Why treating prostate cancer is a guessing game.

I think that most failures of conventional treatments with a Gleason 3+3=6 is due to the mis-reading of the Gleason score or other diagnostic items. It is my belief that if we had a true 3+3 and nothing else, no 4 or 5, no spread, nodes not involved, no extra capsular penetration, no margins (in surgery), small volume of tumor - at the hands of an "expert" the person is 100% curable.

Every failure may the fault of mis-diagnosis or unknowns.

PSA is a very unreliable gage of the cancer at the time of early diagnosis. The higher the Gleason the lower the PSA. For example we can have a Gleason score of 8, 9 or 10 and have a PSA of 1 or so. On the other hand we could have a PSA of 10 or so with a Gleason of 3+3=6.

We look at doubling time of PSA as being an important findings. However with a Gleason score of 8, 9 or 10 and a low PSA - the doubling time may be very long. With a Gleason 3+3=6 the doubling time can be short or long.

Why the difference - the difference may be in the tertiary grade. For example if we had a high Gleason (8, 9 or 10) and no tertiary grade we would always have a low PSA and probably a low doubling time. In addition there are places in the Gland that cannot be reached by our normal needle biopsy. These could have lots of tumor of high grades and we don't even know it.

If any gland had any Gleason grade 3 in it (regardless of reported grades) than we could have a higher PSA and a higher doubling time.

Two more important variables:
1. The volume of the tumor could make a large difference and what is the grade of that volume. One could have a 3+3=6 with a very small spot and a 3+3=6 where their is a lot of cancer. Two different diagnosis with two different treatment considerations.

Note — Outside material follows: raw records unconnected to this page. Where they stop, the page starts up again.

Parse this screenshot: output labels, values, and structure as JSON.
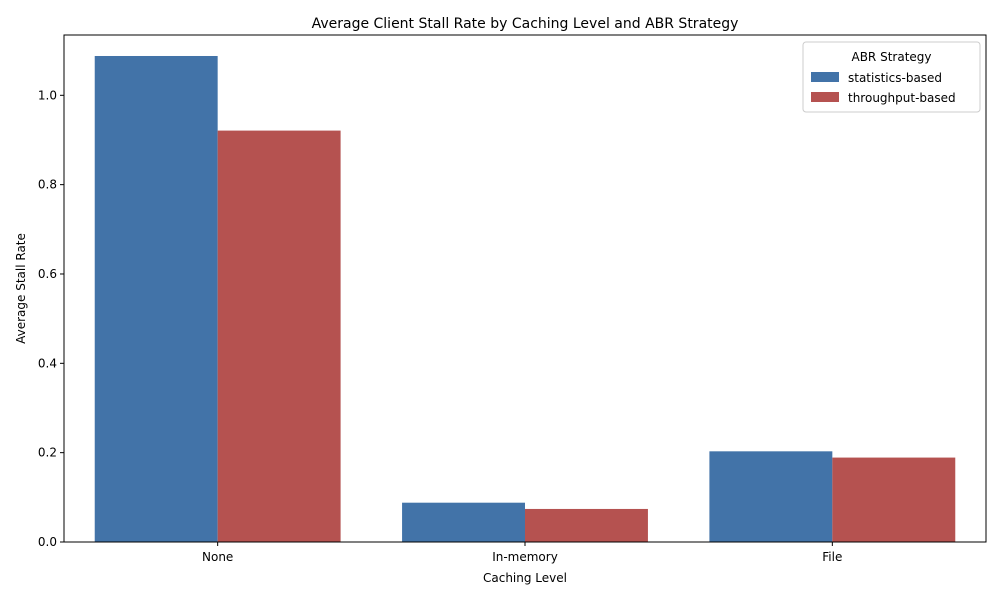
{
  "chart_data": {
    "type": "bar",
    "title": "Average Client Stall Rate by Caching Level and ABR Strategy",
    "xlabel": "Caching Level",
    "ylabel": "Average Stall Rate",
    "categories": [
      "None",
      "In-memory",
      "File"
    ],
    "series": [
      {
        "name": "statistics-based",
        "color": "#4273a8",
        "values": [
          1.088,
          0.088,
          0.203
        ]
      },
      {
        "name": "throughput-based",
        "color": "#b55250",
        "values": [
          0.921,
          0.074,
          0.189
        ]
      }
    ],
    "ylim": [
      0,
      1.135
    ],
    "yticks": [
      0.0,
      0.2,
      0.4,
      0.6,
      0.8,
      1.0
    ],
    "ytick_labels": [
      "0.0",
      "0.2",
      "0.4",
      "0.6",
      "0.8",
      "1.0"
    ],
    "legend": {
      "title": "ABR Strategy",
      "position": "top-right"
    },
    "grid": false
  }
}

2. Prostate cancer has many different cell variations. We know that some cell types will respond differently to different treatments (this is never taken into consideration by the doctors in their diagnosis - there is no lab tests that are commonly used to show this. I believe the cell types would apply to different Gleason Grades and perhaps different growth patterns and different production of PSA. There may be 30 or more different types. And there is no known attempt to type cells and study the differences.

The doctor only works with the known diagnostic information and makes decisions, based on studies, of these known findings. If there is no higher Grades reported, if there is no reported volume of all grades, if there is no known "variants" (see http://www.cancer.prostate-help.org/capathl.htm), etc., etc. etc. he is very limited in recommending treatments based on studies.

Any study based on the initial diagnosis is short of diagnostic information and is only as reliable as the doctor or doctors who report the findings. If you show a sample of gland tissue to 10 different pathologist you would get many opinions and readings. If you send the same blood to many different labs you would get many different readings. And these differences could all be significant.

Now when you consider that a CT scan is worthless unless there is massive tumors growing elsewhere in the body. Then you consider there may well be bone tumors (prostate cancer of the bone) that are yet too small to be seen with our present procedures. One may well have a spread of the disease that can not be seen or diagnosed with any reliability. In these procedures the only thing you know when they report negative findings is simply that they did not see any - not that it wasn't there.

With the guessing game we have - you see why I believe that prostate cancer should always be treated with more than one modality of treatment.

We simply don't know with our present diagnostic procedures how really sick a man might be with this disease and why sometimes a man is only diagnosed when he experiences a high level of bone pain - and then it is too late.